Scraping Online Learning Outcomes: Course Completion and Reviews

#python #tutorial #webdev #programming

Scraping Online Learning Outcomes: Course Completion and Reviews

The online education market is massive, but choosing the right course is a gamble. What if you could scrape actual completion rates, student reviews, and outcome data to make data-driven learning decisions?

What Data Matters

Student ratings and review text
Enrollment numbers and completion signals
Instructor track records
Skill outcomes mentioned in reviews

Setup

import requests
from bs4 import BeautifulSoup
import json
import re
from datetime import datetime
from collections import Counter

PROXY_URL = "https://api.scraperapi.com"
API_KEY = "YOUR_SCRAPERAPI_KEY"

Education platforms use aggressive anti-scraping. ScraperAPI handles the JavaScript rendering and bot detection.

Scraping Udemy Course Data

def scrape_udemy_course(course_slug):
    params = {
        "api_key": API_KEY,
        "url": f"https://www.udemy.com/course/{course_slug}/",
        "render": "true"
    }
    response = requests.get(PROXY_URL, params=params)
    soup = BeautifulSoup(response.text, "html.parser")

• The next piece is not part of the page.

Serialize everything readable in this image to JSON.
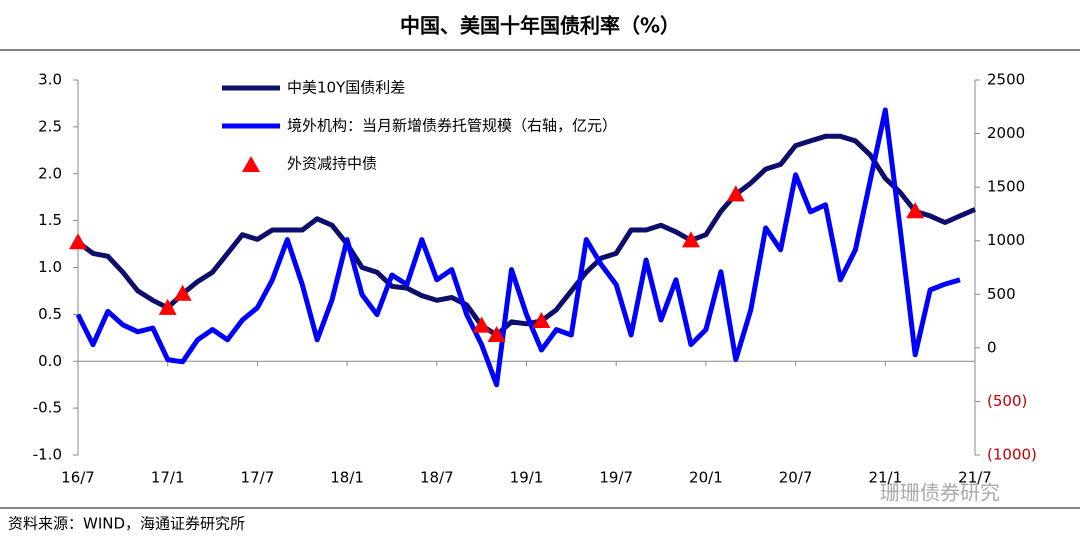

    title = soup.select_one("h1")
    rating = soup.select_one("[data-purpose='rating-number']")
    students = soup.select_one("[data-purpose='enrollment']")

    return {
        "platform": "udemy",
        "title": title.text.strip() if title else "",
        "rating": float(rating.text.strip()) if rating else None,
        "students": parse_number(students.text if students else "0"),
        "url": f"https://www.udemy.com/course/{course_slug}/"
    }

def parse_number(text):
    nums = re.findall(r'[\d,]+', text)
    return int(nums[0].replace(",", "")) if nums else 0

Analyzing Learning Outcomes from Reviews

OUTCOME_KEYWORDS = {
    "got_job": ["got a job", "hired", "landed a role", "career change"],
    "built_project": ["built", "created", "deployed", "launched"],
    "skill_gained": ["learned", "understand", "confident"],
    "disappointed": ["waste", "outdated", "poor quality", "refund"]
}

def analyze_outcomes(reviews):
    outcome_counts = Counter()
    for review in reviews:
        text = review["text"].lower()
        for outcome, keywords in OUTCOME_KEYWORDS.items():
            if any(kw in text for kw in keywords):
                outcome_counts[outcome] += 1

    total = len(reviews)
    return {
        "total_reviews": total,
        "outcomes": {
            k: {"count": v, "pct": round(v/total*100, 1)}
            for k, v in outcome_counts.items()
        }
    }

Course Comparison

from statistics import mean

def compare_courses(course_slugs):
    comparisons = []
    for slug in course_slugs:
        course = scrape_udemy_course(slug)
        reviews = scrape_course_reviews(slug, pages=3)
        outcomes = analyze_outcomes(reviews)

        course["outcomes"] = outcomes
        course["value_score"] = calculate_value(course, outcomes)
        comparisons.append(course)
        import time; time.sleep(5)

    return sorted(comparisons, key=lambda x: x["value_score"], reverse=True)

def calculate_value(course, outcomes):
    score = (course["rating"] or 0) * 2
    positive = outcomes["outcomes"].get("got_job", {}).get("pct", 0)
    score += positive * 0.5
    disappointed = outcomes["outcomes"].get("disappointed", {}).get("pct", 0)
    score -= disappointed * 0.3
    return round(score, 2)

Infrastructure

ScraperAPI — JavaScript rendering for dynamic course pages
ThorData — residential proxies to browse like a real student
ScrapeOps — track scraping performance across education platforms

Conclusion

Scraping learning outcomes transforms course selection from guesswork into data science. Compare on actual student results, not just marketing. This pipeline helps learners and EdTech companies make data-driven decisions.